I've been thinking about the security vulnerability in WiFi network cards announced yesterday, and I'm starting to wonder if there's really all that much to this. The security hole was demonstrated on a MacBook with a third-party WiFi card installed, and was shown in a video tape rather than in a live demonstration. Very little additional information was given, other than that the bug was in the WiFi driver.

This strikes me as odder and odder the more I think about it.

To begin with, the hardware used is really unusual--probably less than one in ten thousand MacBooks will have a third party WiFi card installed, for the simple reason that all MacBooks come with built-in WiFi. The only reasons to have a third party card would be because the built-in WiFi broke (and the MacBook is a new machine, so they're all still under warranty), or because the user wants to connect to two networks simultaneously.

So it is reasonable to ask why they would choose to use a hardware combination so unusual as to be almost nonexistent in the real world. The given answer was that they chose Mac to tweak the image of Apple as a secure platform (the actual quote is somewhat more colorful), but used a third-party WiFi card because they didn't want to leave the impression that it was just an Apple problem. Huh?

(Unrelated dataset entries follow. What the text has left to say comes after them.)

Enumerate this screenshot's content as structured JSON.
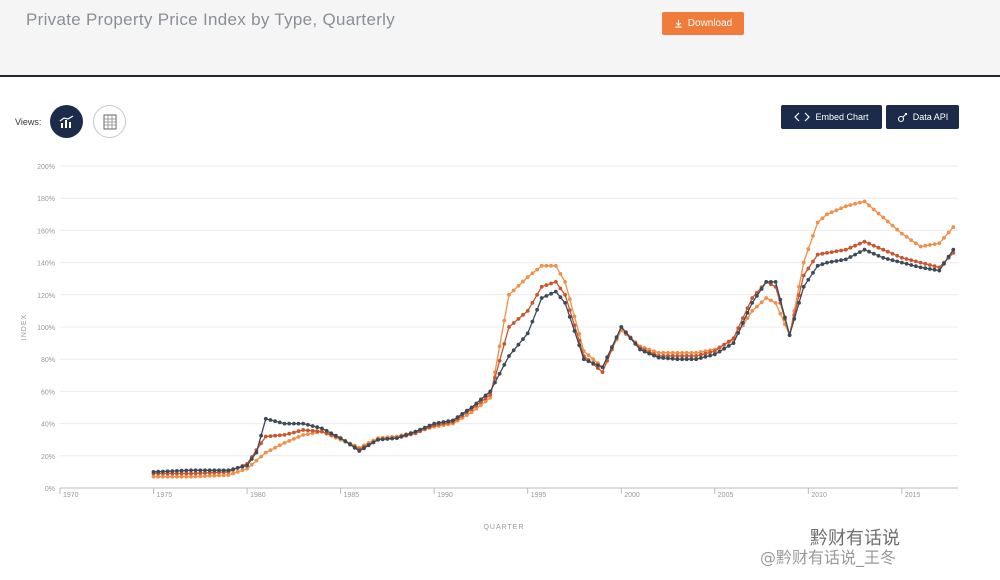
{
  "header": {
    "title": "Private Property Price Index by Type, Quarterly",
    "download_label": "Download"
  },
  "toolbar": {
    "views_label": "Views:",
    "embed_label": "Embed Chart",
    "api_label": "Data API"
  },
  "watermark": {
    "line1": "黔财有话说",
    "line2": "@黔财有话说_王冬"
  },
  "colors": {
    "accent": "#f07c3c",
    "navy": "#1c2b4a",
    "series_dark": "#3c4a5a",
    "series_red": "#c8562e",
    "series_orange": "#f0904a"
  },
  "icons": [
    "download-icon",
    "chart-view-icon",
    "table-view-icon",
    "code-icon",
    "api-icon"
  ],
  "chart_data": {
    "type": "line",
    "title": "Private Property Price Index by Type, Quarterly",
    "xlabel": "QUARTER",
    "ylabel": "INDEX",
    "xlim": [
      1970,
      2018
    ],
    "ylim": [
      0,
      200
    ],
    "x_ticks": [
      1970,
      1975,
      1980,
      1985,
      1990,
      1995,
      2000,
      2005,
      2010,
      2015
    ],
    "y_ticks": [
      "0%",
      "20%",
      "40%",
      "60%",
      "80%",
      "100%",
      "120%",
      "140%",
      "160%",
      "180%",
      "200%"
    ],
    "grid": "horizontal",
    "series": [
      {
        "color": "#3c4a5a",
        "x": [
          1975,
          1977,
          1979,
          1980,
          1980.5,
          1981,
          1982,
          1983,
          1984,
          1985,
          1986,
          1987,
          1988,
          1989,
          1990,
          1991,
          1992,
          1993,
          1994,
          1995,
          1995.75,
          1996.5,
          1997,
          1998,
          1999,
          2000,
          2001,
          2002,
          2003,
          2004,
          2005,
          2006,
          2007,
          2007.75,
          2008.25,
          2009,
          2009.75,
          2010.5,
          2011,
          2012,
          2013,
          2014,
          2015,
          2016,
          2017,
          2017.75
        ],
        "values": [
          10,
          11,
          11,
          14,
          22,
          43,
          40,
          40,
          37,
          31,
          23,
          30,
          31,
          35,
          40,
          42,
          50,
          60,
          82,
          96,
          118,
          122,
          115,
          80,
          75,
          100,
          86,
          81,
          80,
          80,
          83,
          90,
          115,
          128,
          128,
          95,
          125,
          138,
          140,
          142,
          148,
          143,
          140,
          137,
          135,
          148
        ]
      },
      {
        "color": "#c8562e",
        "x": [
          1975,
          1977,
          1979,
          1980,
          1981,
          1982,
          1983,
          1984,
          1985,
          1986,
          1987,
          1988,
          1989,
          1990,
          1991,
          1992,
          1993,
          1994,
          1995,
          1995.75,
          1996.5,
          1997,
          1998,
          1999,
          2000,
          2001,
          2002,
          2003,
          2004,
          2005,
          2006,
          2007,
          2007.75,
          2008.25,
          2009,
          2009.75,
          2010.5,
          2011,
          2012,
          2013,
          2014,
          2015,
          2016,
          2017,
          2017.75
        ],
        "values": [
          9,
          9,
          10,
          15,
          32,
          33,
          36,
          35,
          31,
          24,
          30,
          31,
          34,
          39,
          41,
          49,
          58,
          100,
          110,
          125,
          128,
          120,
          82,
          72,
          100,
          87,
          82,
          82,
          82,
          85,
          93,
          118,
          128,
          125,
          95,
          132,
          145,
          146,
          148,
          153,
          148,
          143,
          140,
          137,
          146
        ]
      },
      {
        "color": "#f0904a",
        "x": [
          1975,
          1977,
          1979,
          1980,
          1981,
          1982,
          1983,
          1984,
          1985,
          1986,
          1987,
          1988,
          1989,
          1990,
          1991,
          1992,
          1993,
          1994,
          1995,
          1995.75,
          1996.5,
          1997,
          1998,
          1999,
          2000,
          2001,
          2002,
          2003,
          2004,
          2005,
          2006,
          2007,
          2007.75,
          2008.25,
          2009,
          2009.75,
          2010.5,
          2011,
          2012,
          2013,
          2014,
          2015,
          2016,
          2017,
          2017.75
        ],
        "values": [
          7,
          7,
          8,
          12,
          22,
          28,
          33,
          35,
          30,
          25,
          31,
          32,
          35,
          38,
          40,
          47,
          56,
          120,
          131,
          138,
          138,
          128,
          85,
          75,
          98,
          88,
          84,
          84,
          84,
          86,
          92,
          110,
          118,
          115,
          95,
          140,
          165,
          170,
          175,
          178,
          168,
          158,
          150,
          152,
          162
        ]
      }
    ]
  }
}
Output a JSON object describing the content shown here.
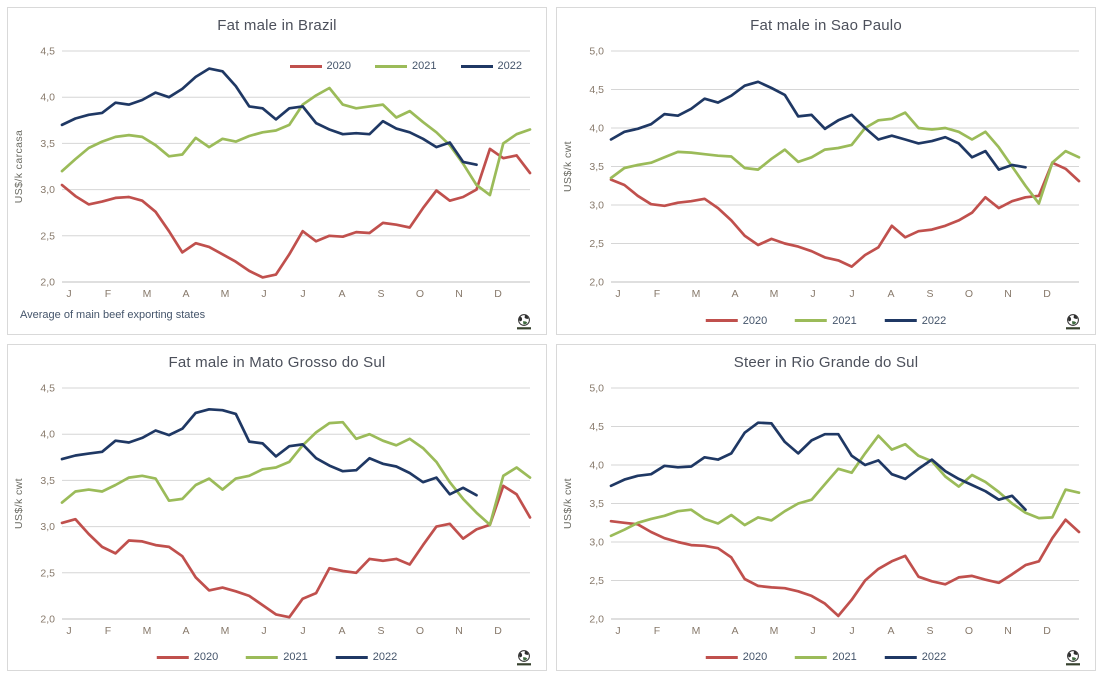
{
  "palette": {
    "s2020": "#C0504D",
    "s2021": "#9BBB59",
    "s2022": "#1F3864",
    "grid": "#D6D6D6",
    "axis": "#BFBFBF",
    "tick_text": "#87796B",
    "title_text": "#4C505B",
    "legend_text": "#44546A"
  },
  "chart_data": [
    {
      "type": "line",
      "title": "Fat male in Brazil",
      "ylabel": "US$/k carcasa",
      "footnote": "Average  of main beef exporting states",
      "categories": [
        "J",
        "F",
        "M",
        "A",
        "M",
        "J",
        "J",
        "A",
        "S",
        "O",
        "N",
        "D"
      ],
      "ylim": [
        2.0,
        4.5
      ],
      "ytick_step": 0.5,
      "grid": true,
      "decimal_separator": ",",
      "legend_position": "inside-top-right",
      "points_per_month": 3,
      "series": [
        {
          "name": "2020",
          "color_key": "s2020",
          "values": [
            3.05,
            2.93,
            2.84,
            2.87,
            2.91,
            2.92,
            2.88,
            2.76,
            2.55,
            2.32,
            2.42,
            2.38,
            2.3,
            2.22,
            2.12,
            2.05,
            2.08,
            2.3,
            2.55,
            2.44,
            2.5,
            2.49,
            2.54,
            2.53,
            2.64,
            2.62,
            2.59,
            2.8,
            2.99,
            2.88,
            2.92,
            3.0,
            3.44,
            3.34,
            3.37,
            3.18
          ]
        },
        {
          "name": "2021",
          "color_key": "s2021",
          "values": [
            3.2,
            3.33,
            3.45,
            3.52,
            3.57,
            3.59,
            3.57,
            3.48,
            3.36,
            3.38,
            3.56,
            3.46,
            3.55,
            3.52,
            3.58,
            3.62,
            3.64,
            3.7,
            3.92,
            4.02,
            4.1,
            3.92,
            3.88,
            3.9,
            3.92,
            3.78,
            3.85,
            3.73,
            3.62,
            3.48,
            3.28,
            3.05,
            2.94,
            3.5,
            3.6,
            3.65
          ]
        },
        {
          "name": "2022",
          "color_key": "s2022",
          "values": [
            3.7,
            3.77,
            3.81,
            3.83,
            3.94,
            3.92,
            3.97,
            4.05,
            4.0,
            4.09,
            4.22,
            4.31,
            4.28,
            4.12,
            3.9,
            3.88,
            3.76,
            3.88,
            3.9,
            3.72,
            3.65,
            3.6,
            3.61,
            3.6,
            3.74,
            3.66,
            3.62,
            3.55,
            3.46,
            3.51,
            3.3,
            3.27
          ]
        }
      ]
    },
    {
      "type": "line",
      "title": "Fat male in Sao Paulo",
      "ylabel": "US$/k cwt",
      "categories": [
        "J",
        "F",
        "M",
        "A",
        "M",
        "J",
        "J",
        "A",
        "S",
        "O",
        "N",
        "D"
      ],
      "ylim": [
        2.0,
        5.0
      ],
      "ytick_step": 0.5,
      "grid": true,
      "decimal_separator": ",",
      "legend_position": "bottom-center",
      "points_per_month": 3,
      "series": [
        {
          "name": "2020",
          "color_key": "s2020",
          "values": [
            3.33,
            3.26,
            3.12,
            3.01,
            2.99,
            3.03,
            3.05,
            3.08,
            2.96,
            2.8,
            2.6,
            2.48,
            2.56,
            2.5,
            2.46,
            2.4,
            2.32,
            2.28,
            2.2,
            2.35,
            2.45,
            2.73,
            2.58,
            2.66,
            2.68,
            2.73,
            2.8,
            2.9,
            3.1,
            2.96,
            3.05,
            3.1,
            3.12,
            3.55,
            3.47,
            3.31
          ]
        },
        {
          "name": "2021",
          "color_key": "s2021",
          "values": [
            3.35,
            3.48,
            3.52,
            3.55,
            3.62,
            3.69,
            3.68,
            3.66,
            3.64,
            3.63,
            3.48,
            3.46,
            3.6,
            3.72,
            3.56,
            3.62,
            3.72,
            3.74,
            3.78,
            4.0,
            4.1,
            4.12,
            4.2,
            4.0,
            3.98,
            4.0,
            3.95,
            3.85,
            3.95,
            3.75,
            3.5,
            3.25,
            3.02,
            3.55,
            3.7,
            3.62
          ]
        },
        {
          "name": "2022",
          "color_key": "s2022",
          "values": [
            3.85,
            3.95,
            3.99,
            4.05,
            4.18,
            4.16,
            4.25,
            4.38,
            4.33,
            4.42,
            4.55,
            4.6,
            4.52,
            4.43,
            4.15,
            4.17,
            3.99,
            4.1,
            4.17,
            4.0,
            3.85,
            3.9,
            3.85,
            3.8,
            3.83,
            3.88,
            3.8,
            3.62,
            3.7,
            3.46,
            3.52,
            3.49
          ]
        }
      ]
    },
    {
      "type": "line",
      "title": "Fat male in Mato Grosso do Sul",
      "ylabel": "US$/k cwt",
      "categories": [
        "J",
        "F",
        "M",
        "A",
        "M",
        "J",
        "J",
        "A",
        "S",
        "O",
        "N",
        "D"
      ],
      "ylim": [
        2.0,
        4.5
      ],
      "ytick_step": 0.5,
      "grid": true,
      "decimal_separator": ",",
      "legend_position": "bottom-center",
      "points_per_month": 3,
      "series": [
        {
          "name": "2020",
          "color_key": "s2020",
          "values": [
            3.04,
            3.08,
            2.92,
            2.78,
            2.71,
            2.85,
            2.84,
            2.8,
            2.78,
            2.68,
            2.45,
            2.31,
            2.34,
            2.3,
            2.25,
            2.15,
            2.05,
            2.02,
            2.22,
            2.28,
            2.55,
            2.52,
            2.5,
            2.65,
            2.63,
            2.65,
            2.59,
            2.8,
            3.0,
            3.03,
            2.87,
            2.97,
            3.02,
            3.44,
            3.35,
            3.1
          ]
        },
        {
          "name": "2021",
          "color_key": "s2021",
          "values": [
            3.26,
            3.38,
            3.4,
            3.38,
            3.45,
            3.53,
            3.55,
            3.52,
            3.28,
            3.3,
            3.45,
            3.52,
            3.4,
            3.52,
            3.55,
            3.62,
            3.64,
            3.7,
            3.88,
            4.02,
            4.12,
            4.13,
            3.95,
            4.0,
            3.93,
            3.88,
            3.95,
            3.85,
            3.7,
            3.48,
            3.3,
            3.15,
            3.02,
            3.55,
            3.64,
            3.53
          ]
        },
        {
          "name": "2022",
          "color_key": "s2022",
          "values": [
            3.73,
            3.77,
            3.79,
            3.81,
            3.93,
            3.91,
            3.96,
            4.04,
            3.99,
            4.06,
            4.23,
            4.27,
            4.26,
            4.22,
            3.92,
            3.9,
            3.76,
            3.87,
            3.89,
            3.74,
            3.66,
            3.6,
            3.61,
            3.74,
            3.68,
            3.65,
            3.58,
            3.48,
            3.53,
            3.35,
            3.42,
            3.34
          ]
        }
      ]
    },
    {
      "type": "line",
      "title": "Steer  in Rio Grande do Sul",
      "ylabel": "US$/k cwt",
      "categories": [
        "J",
        "F",
        "M",
        "A",
        "M",
        "J",
        "J",
        "A",
        "S",
        "O",
        "N",
        "D"
      ],
      "ylim": [
        2.0,
        5.0
      ],
      "ytick_step": 0.5,
      "grid": true,
      "decimal_separator": ",",
      "legend_position": "bottom-center",
      "points_per_month": 3,
      "series": [
        {
          "name": "2020",
          "color_key": "s2020",
          "values": [
            3.27,
            3.25,
            3.23,
            3.13,
            3.05,
            3.0,
            2.96,
            2.95,
            2.92,
            2.8,
            2.52,
            2.43,
            2.41,
            2.4,
            2.36,
            2.3,
            2.2,
            2.04,
            2.25,
            2.5,
            2.65,
            2.75,
            2.82,
            2.55,
            2.49,
            2.45,
            2.54,
            2.56,
            2.51,
            2.47,
            2.58,
            2.7,
            2.75,
            3.05,
            3.29,
            3.13
          ]
        },
        {
          "name": "2021",
          "color_key": "s2021",
          "values": [
            3.08,
            3.16,
            3.25,
            3.3,
            3.34,
            3.4,
            3.42,
            3.3,
            3.24,
            3.35,
            3.22,
            3.32,
            3.28,
            3.4,
            3.5,
            3.55,
            3.75,
            3.95,
            3.9,
            4.15,
            4.38,
            4.2,
            4.27,
            4.12,
            4.05,
            3.85,
            3.72,
            3.87,
            3.78,
            3.65,
            3.5,
            3.38,
            3.31,
            3.32,
            3.68,
            3.64
          ]
        },
        {
          "name": "2022",
          "color_key": "s2022",
          "values": [
            3.73,
            3.81,
            3.86,
            3.88,
            3.99,
            3.97,
            3.98,
            4.1,
            4.07,
            4.15,
            4.42,
            4.55,
            4.54,
            4.3,
            4.15,
            4.32,
            4.4,
            4.4,
            4.12,
            4.0,
            4.06,
            3.88,
            3.82,
            3.95,
            4.07,
            3.92,
            3.82,
            3.74,
            3.66,
            3.55,
            3.6,
            3.42
          ]
        }
      ]
    }
  ]
}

A finer example of pretzel-logic I have rarely seen.

In the absence of more details, it is entirely possible that this bizarre hardware was chosen precisely because it has a unique vulnerability which does not exist on more common platforms. This undermines the implication in the demonstration video that every WiFi equipped computer is vulnerable.

To put a finer point on it: if the flaw is in the WiFi device driver (as claimed), then every combination of WiFi hardware and OS will have, potentially, an entirely different set of vulnerabilities. Some drivers might be very bad, and others very good. It is possible that this hardware was chosen for the demo because it has a particularly bad driver, but that doesn't translate into a real-world problem since almost no real users would be using the buggy driver. (What's more, we shouldn't fault the manufacturer if they didn't rigorously test their software with hardware that nobody uses. As with anything else, there is a law of diminishing returns in testing.)

My next problem has to do with the way the demo was carried out: on video. The stated reason is that they didn't want anyone sniffing the WiFi connection and discovering the attack before it could be patched. That's an entirely reasonable concern. But it also conveniently avoids almost all independent scrutiny of the attack, and even the most basic questions about the level of the problem.

And that gets me to the third issue I have with this claim. The people responsible for the demo are spinning it as a major flaw affecting every WiFi equipped computer out there (and getting a lot of publicity as a result), but have given almost no information about what hardware and software might actually be vulnerable, and under what conditions. Some very basic questions have yet to be answered about the scope of the problem, such as:

* Is this a universal flaw, something unique to this oddball hardware combination, or a class of problems the severity of which can vary widely between configurations? For example, is the MacBook's built-in WiFi also vulnerable? What about PowerPC-based Macs? Or Windows laptops?

* This attack used (effectively) a malicious base station. What network states make a computer vulnerable? Is the computer only safe if the WiFi is actually turned off, or is it safe when connected to a trusted base station? What about when it is attached to an encrypted network? Or does it depend on the particular hardware? What about configuring the computer to only attach to trusted networks?

* Is firewall software an effective defense against this class of attacks, or not?

In sum, is this really the huge problem that the headlines imply, or just a case of the hardware company (Apple) failing to test its device drivers with a particular third-party add-on that nobody is likely to install? Inquiring minds want to know.

(And in the meanwhile, the practical advice--turn off the WiFi when you're not using it--still stands. As a bonus, turning off WiFi extends the battery life of the laptop.)